Phantom Trojans at the Dardanelles?
Frank Kolb Talanta XLVI-XLVII (2014-2015): 27-50
Abstract
The assumption that a Trojan War took place in the so-called Troas at the Dardanelles depends on the belief that there once existed a population called Troes in this region, as the Ilias maintains. However, the Troes in the Ilias do not carry Anatolian, but only Greek and Thracian or Illyrian names; there is no Trojan identity. Furthermore, in ancient literature the existence of a people called Troes is not mentioned outside the legend of the Trojan War. Ancient geographers, too, knew about a region called Troïe/Troas only from the Ilias and were uncertain about how to define it. Besides the Troes, the Ilias locates several other populations in the Troïe, among them Dardanoi, Pelasgoi and Leleges. According to other Greek authors, however, Pelasgoi and Leleges lived in Greece. Of all peoples mentioned in the Ilias, only the partly Illyrian, partly Thracian Dardanoi can be proved to have inhabited the Troas. They left their traces not only in the name of the Dardanelles and the polis Dardanos, but also in other geographical, topographical and personal names of the region – and in the Trojan myth. In the Ilias, Troes and Dardanoi is a standard formula to denote the nation of Priamos’ kingdom. The Dardanoi even mark the beginnings of this nation; Dardanos is the forefather, the ancestor of the Troes and of their royal house whose members are called Dardanidai. Aineias is the leader of the Dardanoi-troops. A Balkanic population must have immigrated to Northwest Asia Minor around 1200 at the latest, as is demonstrated by Balkanic pottery from hill Hisarlik. But Dardanoi/Dardanija are attested already in Egyptian documents towards the end of the 14th century and, along with troops from other Anatolian regions, as a contingent in the Hittite army in the battle of Qadesh in 1274. Already in those times they must have lived at the Dardanelles. This means that in the Late Bronze Age the region of the Troas was probably called Dardanija and certainly not Wilusa, which was clearly situated in Southwest Asia Minor.

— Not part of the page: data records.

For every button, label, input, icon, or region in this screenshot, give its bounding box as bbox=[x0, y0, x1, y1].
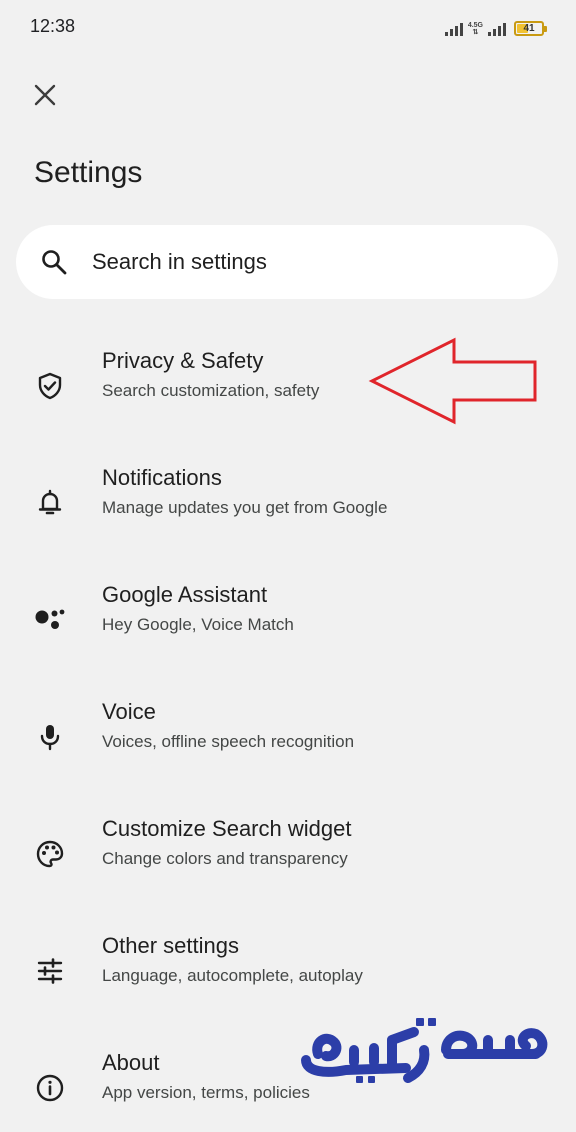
menu-item-google-assistant[interactable]: Google Assistant Hey Google, Voice Match bbox=[0, 568, 576, 672]
menu-item-title: About bbox=[102, 1050, 160, 1075]
menu-item-title: Google Assistant bbox=[102, 582, 268, 607]
battery-percentage: 41 bbox=[523, 23, 535, 34]
watermark-logo bbox=[301, 1018, 548, 1083]
search-icon bbox=[34, 242, 74, 282]
info-icon bbox=[32, 1070, 68, 1106]
menu-item-subtitle: Manage updates you get from Google bbox=[102, 498, 388, 517]
search-input[interactable] bbox=[92, 249, 512, 275]
signal-strength-icon-2 bbox=[488, 22, 506, 36]
menu-item-title: Other settings bbox=[102, 933, 239, 958]
menu-item-other-settings[interactable]: Other settings Language, autocomplete, a… bbox=[0, 919, 576, 1023]
palette-icon bbox=[32, 836, 68, 872]
bell-icon bbox=[32, 485, 68, 521]
sliders-icon bbox=[32, 953, 68, 989]
close-button[interactable] bbox=[26, 76, 64, 114]
menu-item-customize-search-widget[interactable]: Customize Search widget Change colors an… bbox=[0, 802, 576, 906]
status-bar: 12:38 4.5G ⇅ 41 bbox=[0, 0, 576, 54]
page-title: Settings bbox=[34, 156, 143, 189]
search-bar[interactable] bbox=[16, 225, 558, 299]
status-time: 12:38 bbox=[30, 16, 76, 36]
menu-item-title: Privacy & Safety bbox=[102, 348, 264, 373]
menu-item-subtitle: Change colors and transparency bbox=[102, 849, 348, 868]
menu-item-subtitle: Hey Google, Voice Match bbox=[102, 615, 294, 634]
menu-item-subtitle: Language, autocomplete, autoplay bbox=[102, 966, 363, 985]
data-transfer-icon: ⇅ bbox=[472, 29, 479, 36]
assistant-icon bbox=[32, 602, 68, 638]
menu-item-notifications[interactable]: Notifications Manage updates you get fro… bbox=[0, 451, 576, 555]
menu-item-voice[interactable]: Voice Voices, offline speech recognition bbox=[0, 685, 576, 789]
menu-item-title: Customize Search widget bbox=[102, 816, 352, 841]
menu-item-subtitle: Search customization, safety bbox=[102, 381, 320, 400]
battery-icon: 41 bbox=[514, 21, 547, 36]
signal-strength-icon bbox=[444, 22, 463, 36]
menu-item-title: Notifications bbox=[102, 465, 222, 490]
network-type-label: 4.5G bbox=[467, 22, 483, 29]
annotation-arrow-icon bbox=[368, 337, 537, 425]
menu-item-title: Voice bbox=[102, 699, 156, 724]
network-type: 4.5G ⇅ bbox=[468, 22, 483, 36]
close-icon bbox=[34, 84, 56, 106]
menu-item-subtitle: Voices, offline speech recognition bbox=[102, 732, 355, 751]
microphone-icon bbox=[32, 719, 68, 755]
status-indicators: 4.5G ⇅ 41 bbox=[444, 16, 547, 36]
shield-icon bbox=[32, 368, 68, 404]
menu-item-subtitle: App version, terms, policies bbox=[102, 1083, 310, 1102]
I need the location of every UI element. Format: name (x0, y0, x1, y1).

It is notable that, in contrast to the fictitious Trojans, the Dardanoi who according to the Trojan legend were equally involved in the Trojan disaster, did not disappear from the region, but continued to live there into the Iron Age and met with the Aeolian Greeks who immigrated into the region, probably from the 11th century on. These immigrants carried the tale of a war between Achill’s Achaeans against other tribes of Central and Northern Greece, like the Pelasgians, Leleges, Dryopes, and the Troes with their leader Hektor, to the Dardanelles and fixed it at the Bronze Age walls on hill Hisarlik. They integrated the Dardanoi into this story. The poet of the Ilias continued this melting of traditions into the Trojan legend, e.g. by transferring to the Dardanelles conflicts between Cretan heroes/towns, those between the Lycians and the Rhodians and the bravery of Lycian condottieri with their troops in battles fought in Western Asia Minor. Troes never existed at the Dardanelles. They were annihilated by Achill’s Achaeans in a war in Central Greece and disappeared from history like other Greek tribes of the Early Iron Age. That war was transferred to the Dardanelles in a similar way as the Nibelungen Saga transferred the battle between the Burgundians and the Huns from the Rhine to the Middle Danube.